We caught a bus out of the city near dawn
and crossed the wet football fields into the park
after a night of reading and talking and no sleep;
thin psyches, sensitive eyes, amazed by simple things –
oaks and crocuses, birds, breath vapour in the morning air.

February sunlight on the sycamores and chestnuts;
flickering on the spinning edge of a boomerang
bought in a music shop, thrown in a ritual circle.
A dog grabbed it, chewed it up and ran out of sight
over the lip of the hill. The horizon’s circle placed us
at the centre of a world that moved with us like an aura.
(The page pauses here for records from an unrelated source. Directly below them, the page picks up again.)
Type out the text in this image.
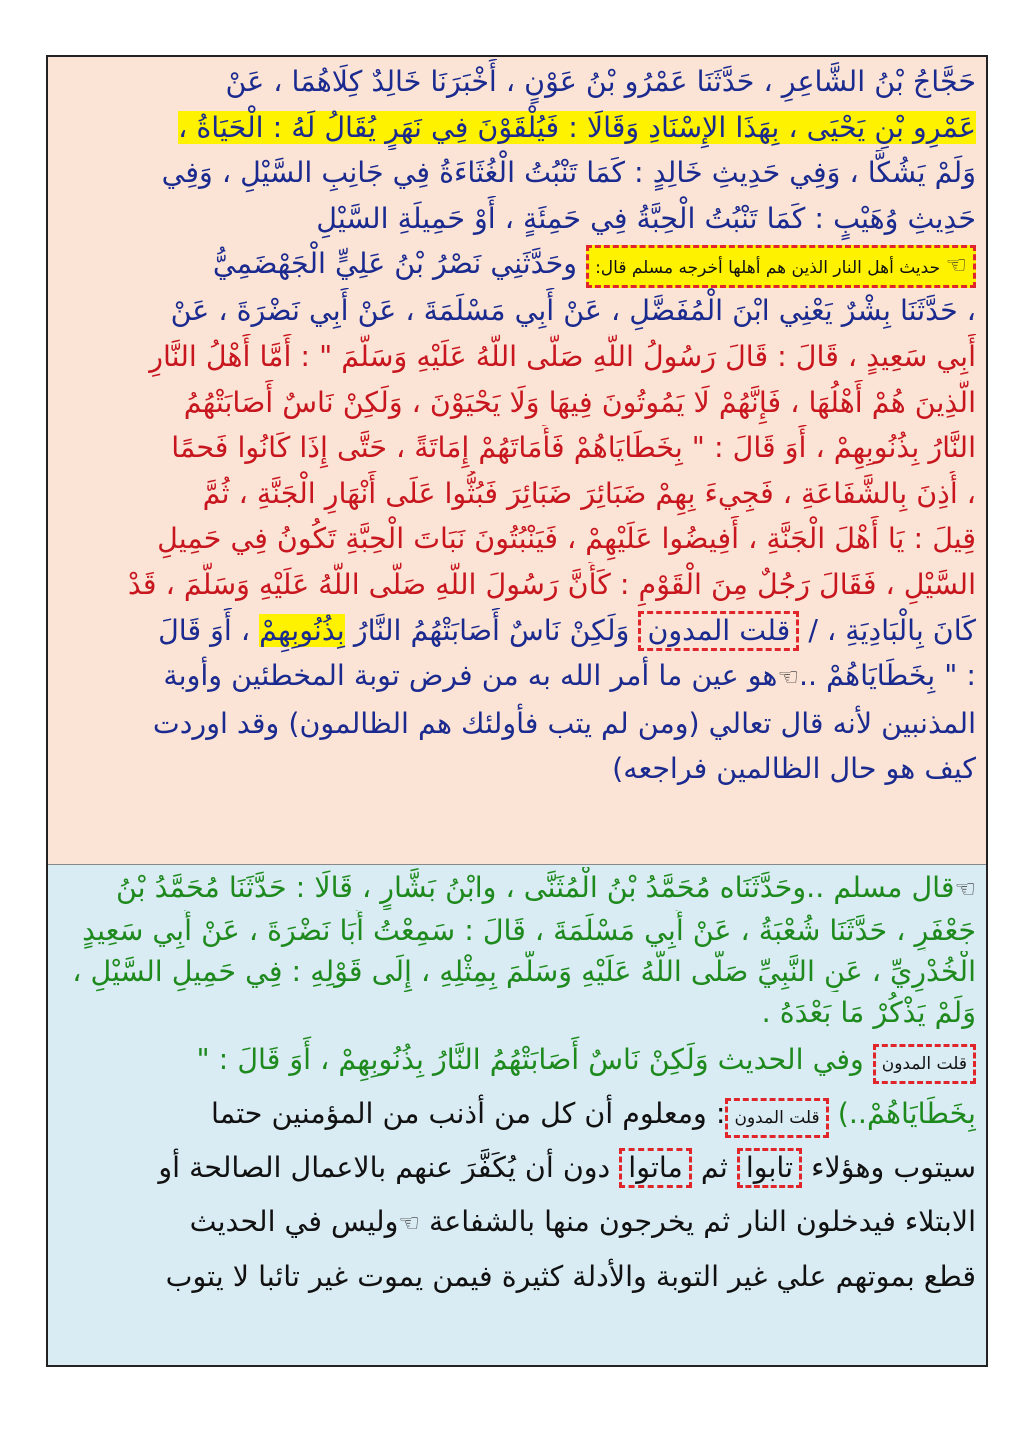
حَجَّاجُ بْنُ الشَّاعِرِ ، حَدَّثَنَا عَمْرُو بْنُ عَوْنٍ ، أَخْبَرَنَا خَالِدٌ كِلَاهُمَا ، عَنْ
عَمْرِو بْنِ يَحْيَى ، بِهَذَا الإِسْنَادِ وَقَالَا : فَيُلْقَوْنَ فِي نَهَرٍ يُقَالُ لَهُ : الْحَيَاةُ ،
وَلَمْ يَشُكَّا ، وَفِي حَدِيثِ خَالِدٍ : كَمَا تَنْبُتُ الْغُثَاءَةُ فِي جَانِبِ السَّيْلِ ، وَفِي
حَدِيثِ وُهَيْبٍ : كَمَا تَنْبُتُ الْحِبَّةُ فِي حَمِئَةٍ ، أَوْ حَمِيلَةِ السَّيْلِ
☜ حديث أهل النار الذين هم أهلها أخرجه مسلم قال: وحَدَّثَنِي نَصْرُ بْنُ عَلِيٍّ الْجَهْضَمِيُّ
، حَدَّثَنَا بِشْرٌ يَعْنِي ابْنَ الْمُفَضَّلِ ، عَنْ أَبِي مَسْلَمَةَ ، عَنْ أَبِي نَضْرَةَ ، عَنْ
أَبِي سَعِيدٍ ، قَالَ : قَالَ رَسُولُ اللَّهِ صَلَّى اللَّهُ عَلَيْهِ وَسَلَّمَ " : أَمَّا أَهْلُ النَّارِ
الَّذِينَ هُمْ أَهْلُهَا ، فَإِنَّهُمْ لَا يَمُوتُونَ فِيهَا وَلَا يَحْيَوْنَ ، وَلَكِنْ نَاسٌ أَصَابَتْهُمُ
النَّارُ بِذُنُوبِهِمْ ، أَوَ قَالَ : " بِخَطَايَاهُمْ فَأَمَاتَهُمْ إِمَاتَةً ، حَتَّى إِذَا كَانُوا فَحمًا
، أُذِنَ بِالشَّفَاعَةِ ، فَجِيءَ بِهِمْ ضَبَائِرَ ضَبَائِرَ فَبُثُّوا عَلَى أَنْهَارِ الْجَنَّةِ ، ثُمَّ
قِيلَ : يَا أَهْلَ الْجَنَّةِ ، أَفِيضُوا عَلَيْهِمْ ، فَيَنْبُتُونَ نَبَاتَ الْحِبَّةِ تَكُونُ فِي حَمِيلِ
السَّيْلِ ، فَقَالَ رَجُلٌ مِنَ الْقَوْمِ : كَأَنَّ رَسُولَ اللَّهِ صَلَّى اللَّهُ عَلَيْهِ وَسَلَّمَ ، قَدْ
كَانَ بِالْبَادِيَةِ ، / قلت المدون وَلَكِنْ نَاسٌ أَصَابَتْهُمُ النَّارُ بِذُنُوبِهِمْ ، أَوَ قَالَ
: " بِخَطَايَاهُمْ ..☜هو عين ما أمر الله به من فرض توبة المخطئين وأوبة
المذنبين لأنه قال تعالي (ومن لم يتب فأولئك هم الظالمون) وقد اوردت
كيف هو حال الظالمين فراجعه)
☜قال مسلم ..وحَدَّثَنَاه مُحَمَّدُ بْنُ الْمُثَنَّى ، وابْنُ بَشَّارٍ ، قَالَا : حَدَّثَنَا مُحَمَّدُ بْنُ
جَعْفَرٍ ، حَدَّثَنَا شُعْبَةُ ، عَنْ أَبِي مَسْلَمَةَ ، قَالَ : سَمِعْتُ أَبَا نَضْرَةَ ، عَنْ أَبِي سَعِيدٍ
الْخُدْرِيِّ ، عَنِ النَّبِيِّ صَلَّى اللَّهُ عَلَيْهِ وَسَلَّمَ بِمِثْلِهِ ، إِلَى قَوْلِهِ : فِي حَمِيلِ السَّيْلِ ،
وَلَمْ يَذْكُرْ مَا بَعْدَهُ .
قلت المدون وفي الحديث وَلَكِنْ نَاسٌ أَصَابَتْهُمُ النَّارُ بِذُنُوبِهِمْ ، أَوَ قَالَ : "
بِخَطَايَاهُمْ..) قلت المدون: ومعلوم أن كل من أذنب من المؤمنين حتما
سيتوب وهؤلاء تابوا ثم ماتوا دون أن يُكَفَّرَ عنهم بالاعمال الصالحة أو
الابتلاء فيدخلون النار ثم يخرجون منها بالشفاعة ☜وليس في الحديث
قطع بموتهم علي غير التوبة والأدلة كثيرة فيمن يموت غير تائبا لا يتوب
We squinted when the sun would break the tree cover
and catch us talking about the four elements and the spirit;
about friends and past lives and drugs and spiced tea;
water spraying from a dog’s wet fur, geese croaking
over the flat lake water, street lights flicking off on the waking roads.

Everything became concentrated in the ritual of the walk
up the oak and beech slopes to the edge of the golf course,
along the river gully and past the tall, scarred tree,
around the edges of the lake; our conversation
fusing our experiences and memories with this reality:
the alchemy of the elements. Lake, sky, sun, mud, and us.

Once in a while, something notices how scattered we’ve become,
and decides to bring us together again: poetry, pub stories,
sharing sandwiches on a cold bench, kissing under a crumbling wall.
We collect what we can, and offer it to the other for blessing:
an oak twig, shaved and sanded for the altar; the names and shapes
of seeds and leaves; feelings summoned into the material world,
like the perfect oak, alive in space and time until the final storm.